Kim ne derse desin dünyayı asıl yöneten paradır. Dünya
tarihine baktığımızda, dünyada yaşanan tüm olaylarda paranın ve paranın
getirdiği gücün ne kadar önemli olduğunu daha iyi anlarız.
Dünyadaki tüm
savaşlar, krizler, yaşanan olayların ana sebebi; para ve paranın satın aldığı
toprak, mal-mülk, hazineler… olmuştur. Yaşanan diğer konuların hepsi sadece bu
gerçeği örtbas eden yan etkenlerdir.
Tarihin ünlü
sıradışı liderlerinden Korsikalı Napolyon Bonapart, o ünlü sözüyle durumu
özetlemiştir; “Savaşı kazanmak için üç şey lazım: Para, para, para!”
Dünyayı yöneten
paranın nasıl ortaya çıktığına bir bakalım. Lidya; Anadolu'da Tunç Çağı'nın
sonlarından başlayıp, MÖ 6. yüzyıla kadar hüküm süren Lidya medeniyetinin
merkezini oluşturan tarihi bölgedir. Yani Lidyalılar; Ege Bölgesinde, Gediz
Nehri ve Küçük Menderes vadilerini kapsayan, günümüzde yaklaşık olarak Manisa
ve Uşak illerinin çevresine denk gelen tarihi bölgede yaşamışlardır.
Lidya; Altın ve
gümüş rezervleri açısından zengin bir bölgeydi. İlk olarak M.Ö.580 yılında,
Kral Kroisos döneminde bu değerli madenler işlenmiş ve bir bölümü madeni para
olarak basılmıştır.
Altın ve gümüşün
karıştırılmasıyla elde edilen ve “Elektron” denilen bir madenden basılan bu
paralar kolay taşınabildiği ve saklanabildiği için kısa sürede dünyadaki
“Takas” usulü ticaretin yerini almıştır.
Lidya ülkesinde
para icat edildikten sonra, Sikkeler; Anadolu’nun sınırlarını aşarak Akdeniz’e
ve çevredeki diğer tüm uygarlıklara hızla yayılmıştır. Ve dünyayı para
yönetmeye başlamıştır.
Paranın bulunması
ve ticarette bir değişim aracı olarak kullanılmaya başlanmasıyla birlikte;
”Lidyalıların dünya tarihine bıraktıkları en büyük armağan Para olmuştur.” İyi
mi yaptılar kötü mü yaptılar bilinmez ama sonuçta paranın her şeyden önemli
olduğu bir dünya bıraktılar.
Günümüzde yaşamak
için paranın değerini tabii ki bilmek gerekir. Kaliteli yaşamak için, birikim
yapmak, tasarruf yapmak önemli… Ama İnsanoğlu doyumsuz, her şeyin daha
fazlasını istiyor. Anlamsızca daha fazla para için insanlar çalışıyor.
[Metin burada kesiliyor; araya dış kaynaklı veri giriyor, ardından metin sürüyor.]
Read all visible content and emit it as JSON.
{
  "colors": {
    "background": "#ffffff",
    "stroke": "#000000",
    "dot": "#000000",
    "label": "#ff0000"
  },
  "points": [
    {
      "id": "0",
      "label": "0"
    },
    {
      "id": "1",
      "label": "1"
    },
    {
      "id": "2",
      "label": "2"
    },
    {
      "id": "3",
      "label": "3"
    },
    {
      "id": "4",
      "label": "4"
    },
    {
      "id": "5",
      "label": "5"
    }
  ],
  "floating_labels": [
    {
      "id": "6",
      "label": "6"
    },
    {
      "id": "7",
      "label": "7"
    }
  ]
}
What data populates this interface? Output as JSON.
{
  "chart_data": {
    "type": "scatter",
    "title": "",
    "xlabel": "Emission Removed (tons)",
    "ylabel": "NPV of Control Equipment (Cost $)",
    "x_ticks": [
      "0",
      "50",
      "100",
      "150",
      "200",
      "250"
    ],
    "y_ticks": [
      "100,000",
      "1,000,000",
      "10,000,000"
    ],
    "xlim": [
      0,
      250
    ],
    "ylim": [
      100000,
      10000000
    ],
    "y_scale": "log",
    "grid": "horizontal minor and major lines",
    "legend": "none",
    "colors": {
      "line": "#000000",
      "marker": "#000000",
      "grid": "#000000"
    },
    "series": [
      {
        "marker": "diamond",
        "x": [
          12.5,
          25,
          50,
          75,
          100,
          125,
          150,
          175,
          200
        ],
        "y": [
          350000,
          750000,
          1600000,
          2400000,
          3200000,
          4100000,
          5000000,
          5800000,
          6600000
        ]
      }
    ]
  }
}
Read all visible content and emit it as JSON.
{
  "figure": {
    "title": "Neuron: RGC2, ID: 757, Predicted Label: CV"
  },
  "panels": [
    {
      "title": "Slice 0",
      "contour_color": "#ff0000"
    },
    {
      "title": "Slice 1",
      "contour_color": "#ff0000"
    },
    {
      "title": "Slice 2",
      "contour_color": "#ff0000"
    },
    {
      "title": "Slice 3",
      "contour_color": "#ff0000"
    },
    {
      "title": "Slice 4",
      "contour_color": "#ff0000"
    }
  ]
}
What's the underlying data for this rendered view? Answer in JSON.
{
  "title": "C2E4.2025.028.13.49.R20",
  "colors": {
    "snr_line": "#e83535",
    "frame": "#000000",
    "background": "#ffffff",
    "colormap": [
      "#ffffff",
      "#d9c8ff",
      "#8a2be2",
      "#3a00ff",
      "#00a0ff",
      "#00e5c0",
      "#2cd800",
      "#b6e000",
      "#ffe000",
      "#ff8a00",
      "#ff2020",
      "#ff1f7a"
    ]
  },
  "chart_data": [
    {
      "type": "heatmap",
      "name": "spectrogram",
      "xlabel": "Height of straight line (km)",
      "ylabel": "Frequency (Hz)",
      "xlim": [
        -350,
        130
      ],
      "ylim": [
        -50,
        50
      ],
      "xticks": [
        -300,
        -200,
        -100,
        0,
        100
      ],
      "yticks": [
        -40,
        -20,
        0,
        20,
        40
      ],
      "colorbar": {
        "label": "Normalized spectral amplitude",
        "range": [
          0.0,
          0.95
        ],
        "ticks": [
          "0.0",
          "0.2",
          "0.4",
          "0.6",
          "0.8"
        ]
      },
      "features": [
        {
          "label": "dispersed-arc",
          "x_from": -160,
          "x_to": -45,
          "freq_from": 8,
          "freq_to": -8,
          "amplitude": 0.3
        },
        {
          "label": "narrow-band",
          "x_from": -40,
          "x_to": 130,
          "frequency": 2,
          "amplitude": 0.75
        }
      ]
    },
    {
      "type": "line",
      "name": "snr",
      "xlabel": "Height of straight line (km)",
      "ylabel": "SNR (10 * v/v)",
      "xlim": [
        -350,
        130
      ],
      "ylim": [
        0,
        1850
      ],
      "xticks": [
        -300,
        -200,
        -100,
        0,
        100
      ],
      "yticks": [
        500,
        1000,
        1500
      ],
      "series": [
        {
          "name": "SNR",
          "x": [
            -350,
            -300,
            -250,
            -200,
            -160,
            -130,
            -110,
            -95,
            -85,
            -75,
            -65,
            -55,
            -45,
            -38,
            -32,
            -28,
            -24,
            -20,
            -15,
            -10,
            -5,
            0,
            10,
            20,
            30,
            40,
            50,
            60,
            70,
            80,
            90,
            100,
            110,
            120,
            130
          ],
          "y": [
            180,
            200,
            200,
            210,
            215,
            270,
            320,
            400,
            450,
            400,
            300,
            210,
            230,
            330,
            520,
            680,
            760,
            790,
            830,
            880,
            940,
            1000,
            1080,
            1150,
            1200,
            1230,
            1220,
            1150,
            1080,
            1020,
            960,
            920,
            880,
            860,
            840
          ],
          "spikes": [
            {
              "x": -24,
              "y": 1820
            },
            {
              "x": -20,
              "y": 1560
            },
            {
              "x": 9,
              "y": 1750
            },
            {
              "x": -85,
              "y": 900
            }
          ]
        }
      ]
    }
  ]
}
Ahlaksızca daha fazla para için insanlar başka insanlara zarar veriyor ve daha
fazla para için acı çekiyor…
İnsanoğlu para
için sağlığından oluyor, sonra para ile sağlığına kavuşmaya çalışıyor. Yani
sonuçta, yaşamak için sadece nefes almanız yetmiyor. Para için sağlık, sağlık
için para gerekiyor. Acayip bir kısır döngü yaşanıyor.
Bu dünyada
paranın satın alamayacağı değerlerde var; Ahlak, gurur, sevgi, namus, onurlu
bir yaşam… yani insani değerler. Zamanın bile satın alındığı bu devirde, insani
değerlerinizin satın alınmamış olması, değerlerinizi koruyor olmanız, “insan
gibi insan” olduğunuzun göstergesidir. Çünkü sadece gerçek insanların,
insanlığı satılık değildir ve değerlerini koruyabilirler.
Hepinize hayırlı
cumalar.
Haftanın Sözü: Lidyalılar parayı buldu ama sanırım onu
bulamayalım diye de sakladılar.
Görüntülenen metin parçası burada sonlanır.